Галерея на Павильоне изящных искусств и мануфактур называлась Смотровой площадкой и опоясывала все тридцать два акра здания. Вместо каменного или бетонного парапета ее огораживали лишь столбики, соединенные металлической цепью, что еще усиливало ощущение высоты. Вид отсюда открывался поразительный. Джеймс понял, что, если мистер Феррис достроит свое Колесо, посетители на Смотровой площадке будут находиться почти вровень с кабинами в их наивысшей точке.
Холмса, Драммонда и Райса, естественно, интересовала лишь та часть Смотровой площадки, с которой безумец мог выстрелить в президента.
– На трех углах Смотровой площадки установлено по огромному прожектору, – проговорил Холмс, обращаясь словно к самому себе.
Тем не менее Райс ответил:
– Да, сэр. Они немецкие, очень яркие. Будут по ночам освещать здания, фонтаны, остров и все остальное. В луче такого прожектора мы сможем разглядеть кролика за милю.
Каждый немецкий прожектор стоял на черном квадратном основании высотой примерно два с половиной фута. Основание было стальное, покрытое черной эмалью.
Разговор происходил на юго-западном углу Смотровой площадки, том, с которого открывался лучший вид на Административный корпус и место, где через две недели с небольшим будет выступать президент.

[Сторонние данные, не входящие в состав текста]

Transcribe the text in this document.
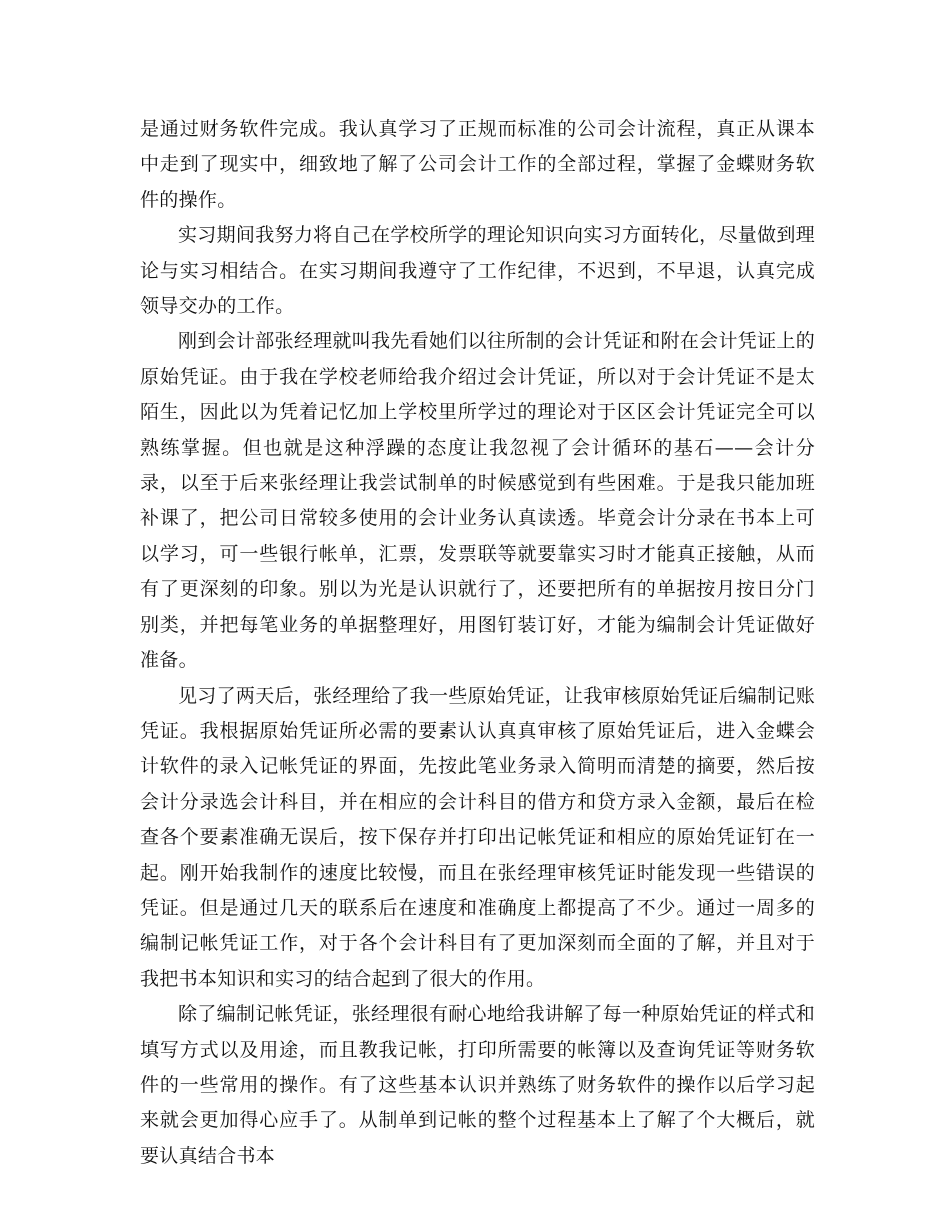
是通过财务软件完成。我认真学习了正规而标准的公司会计流程，真正从课本中走到了现实中，细致地了解了公司会计工作的全部过程，掌握了金蝶财务软件的操作。

实习期间我努力将自己在学校所学的理论知识向实习方面转化，尽量做到理论与实习相结合。在实习期间我遵守了工作纪律，不迟到，不早退，认真完成领导交办的工作。

刚到会计部张经理就叫我先看她们以往所制的会计凭证和附在会计凭证上的原始凭证。由于我在学校老师给我介绍过会计凭证，所以对于会计凭证不是太陌生，因此以为凭着记忆加上学校里所学过的理论对于区区会计凭证完全可以熟练掌握。但也就是这种浮躁的态度让我忽视了会计循环的基石——会计分录，以至于后来张经理让我尝试制单的时候感觉到有些困难。于是我只能加班补课了，把公司日常较多使用的会计业务认真读透。毕竟会计分录在书本上可以学习，可一些银行帐单，汇票，发票联等就要靠实习时才能真正接触，从而有了更深刻的印象。别以为光是认识就行了，还要把所有的单据按月按日分门别类，并把每笔业务的单据整理好，用图钉装订好，才能为编制会计凭证做好准备。

见习了两天后，张经理给了我一些原始凭证，让我审核原始凭证后编制记账凭证。我根据原始凭证所必需的要素认认真真审核了原始凭证后，进入金蝶会计软件的录入记帐凭证的界面，先按此笔业务录入简明而清楚的摘要，然后按会计分录选会计科目，并在相应的会计科目的借方和贷方录入金额，最后在检查各个要素准确无误后，按下保存并打印出记帐凭证和相应的原始凭证钉在一起。刚开始我制作的速度比较慢，而且在张经理审核凭证时能发现一些错误的凭证。但是通过几天的联系后在速度和准确度上都提高了不少。通过一周多的编制记帐凭证工作，对于各个会计科目有了更加深刻而全面的了解，并且对于我把书本知识和实习的结合起到了很大的作用。

除了编制记帐凭证，张经理很有耐心地给我讲解了每一种原始凭证的样式和填写方式以及用途，而且教我记帐，打印所需要的帐簿以及查询凭证等财务软件的一些常用的操作。有了这些基本认识并熟练了财务软件的操作以后学习起来就会更加得心应手了。从制单到记帐的整个过程基本上了解了个大概后，就要认真结合书本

Холмс нагнулся к основанию прожектора и указал на замо́к, привешенный к боковой стенке:
– У вас, случаем, нет ключа от этого ящика, полковник?
Райс вновь улыбнулся, не вынимая изо рта сигару:
– Вы слышали, как я бренчу на каждом шагу. У меня есть ключи от всего на Выставке.

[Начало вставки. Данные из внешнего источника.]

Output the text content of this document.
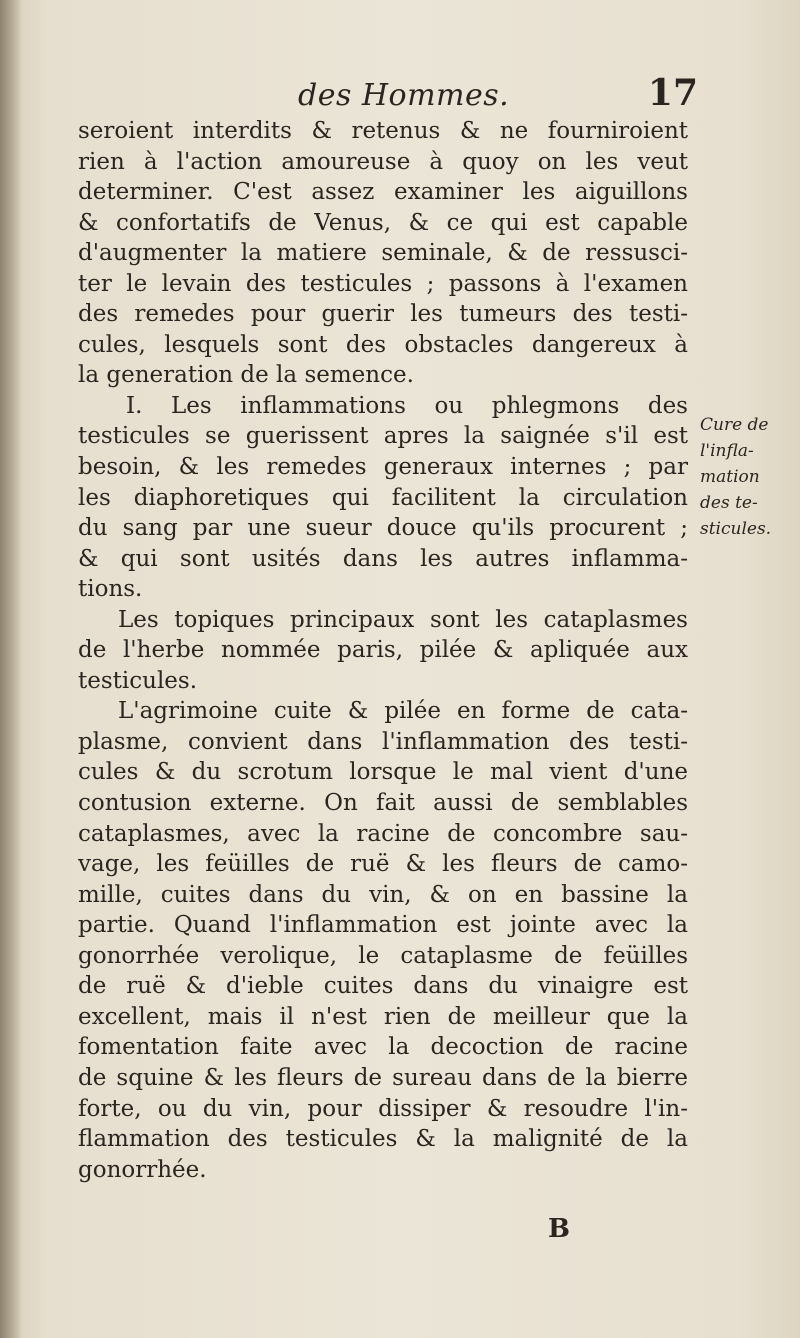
des Hommes.	17
seroient interdits & retenus & ne fourniroient
rien à l'action amoureuse à quoy on les veut
determiner. C'est assez examiner les aiguillons
& confortatifs de Venus, & ce qui est capable
d'augmenter la matiere seminale, & de ressusci-
ter le levain des testicules ; passons à l'examen
des remedes pour guerir les tumeurs des testi-
cules, lesquels sont des obstacles dangereux à
la generation de la semence.
I. Les inflammations ou phlegmons des
testicules se guerissent apres la saignée s'il est
besoin, & les remedes generaux internes ; par
les diaphoretiques qui facilitent la circulation
du sang par une sueur douce qu'ils procurent ;
& qui sont usités dans les autres inflamma-
tions.
Les topiques principaux sont les cataplasmes
de l'herbe nommée paris, pilée & apliquée aux
testicules.
L'agrimoine cuite & pilée en forme de cata-
plasme, convient dans l'inflammation des testi-
cules & du scrotum lorsque le mal vient d'une
contusion externe. On fait aussi de semblables
cataplasmes, avec la racine de concombre sau-
vage, les feüilles de ruë & les fleurs de camo-
mille, cuites dans du vin, & on en bassine la
partie. Quand l'inflammation est jointe avec la
gonorrhée verolique, le cataplasme de feüilles
de ruë & d'ieble cuites dans du vinaigre est
excellent, mais il n'est rien de meilleur que la
fomentation faite avec la decoction de racine
de squine & les fleurs de sureau dans de la bierre
forte, ou du vin, pour dissiper & resoudre l'in-
flammation des testicules & la malignité de la
gonorrhée.
Cure de
l'infla-
mation
des te-
sticules.
B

И он, отделив от связки маленький ключик, отпер замок.
Холмс лег на живот и стал смотреть внутрь. Драммонд последовал его примеру, однако Джеймс не захотел пачкать рубашку. Он сел на корточки и нагнулся, стараясь заглянуть сыщику за плечо. Если не считать уходящих в пол черных проводов и металлических балок, ящик был пуст. Очевидно, у него было единственное назначение – служить опорой для прожектора.
– Спасибо, полковник Райс, – сказал Холмс, вставая и отряхиваясь. – Теперь пройдем на юго-восточный угол?